Unlike their Commander-in-Chief, our Prime Minister has quite a dominating force over the legislature. Stephen Harper holds the kind of sway in his government that Obama could only dream of, with a House majority and political alignment with the Senate, further solidified with seven new appointments by Harper last week.
The ‘Safer Streets Act,’ also known as that omnibus bill full of policy shot down when the Liberals were still the Opposition, was passed by the House of Commons before the holiday break and is expected to become law before the snow melts.
Those calling for prison reform and mental health advocates lose political legs to stand on when the party with the ultimate deciding power has declined to listen, and Harper certainly isn’t afraid to make use of the opportunity presented to him.
So what are we given for the next four years? There’s an ideology at the helm that hasn’t seen this clout and unity in decades.
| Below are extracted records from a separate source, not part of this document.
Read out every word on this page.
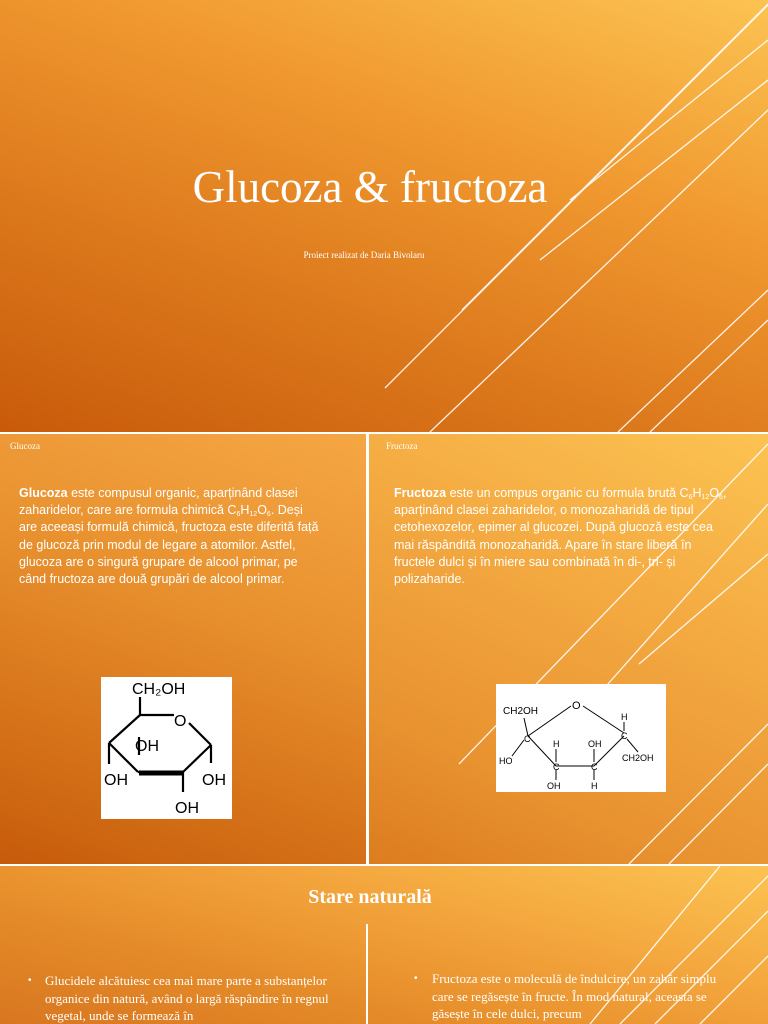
Glucoza & fructoza
Proiect realizat de Daria Bivolaru
Glucoza
Glucoza este compusul organic, aparținând clasei zaharidelor, care are formula chimică $C_6H_{12}O_6$. Deși are aceeași formulă chimică, fructoza este diferită față de glucoză prin modul de legare a atomilor. Astfel, glucoza are o singură grupare de alcool primar, pe când fructoza are două grupări de alcool primar.
CH₂OH
O
OH
OH	OH
OH
Fructoza
Fructoza este un compus organic cu formula brută $C_6H_{12}O_6$, aparținând clasei zaharidelor, o monozaharidă de tipul cetohexozelor, epimer al glucozei. După glucoză este cea mai răspândită monozaharidă. Apare în stare liberă în fructele dulci și în miere sau combinată în di-, tri- și polizaharide.
CH2OH	O
H
C	C
HO
H	OH
C	C
CH2OH
OH	H
Stare naturală
• Glucidele alcătuiesc cea mai mare parte a substanțelor organice din natură, având o largă răspândire în regnul vegetal, unde se formează în
• Fructoza este o moleculă de îndulcire, un zahăr simplu care se regăsește în fructe. În mod natural, aceasta se găsește în cele dulci, precum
We’re seeing a political dynamic in Canada that is unprecedented; not only is this the first majority government elected since the days of Jean Chrétien, but it’s the first right-wing majority anyone alive will remember that doesn’t have to toe the line with Quebec.
We’re left with a government that will spend $7.5 million to celebrate the Queen’s queendom while doing little more than auditing and third-party management over a Canadian First Nations community in a state of emergency; a government that seems to only focus on job creation if it caters to big business or oil enrichment.
We, the youth who shall inherit this country, need to stay aware of government maneuvering, arguably more so given the speed with which bills can be passed and our current Parliament.
The new Opposition is in its formative stage, an exciting time where us youngsters can bring ideas that old political dogs might brush off as idealistic or revolutionary.
Though we may not have the teams of writers standing behind highly paid pundits to provide us with entertaining cynicism with which to consume the news, this is our future. We’re the ones who will have to deal with long-term issues repeatedly brushed under the big blue carpet.
Four years is a long time, but it’s our responsibility to stay informed as to what’s happening under our noses.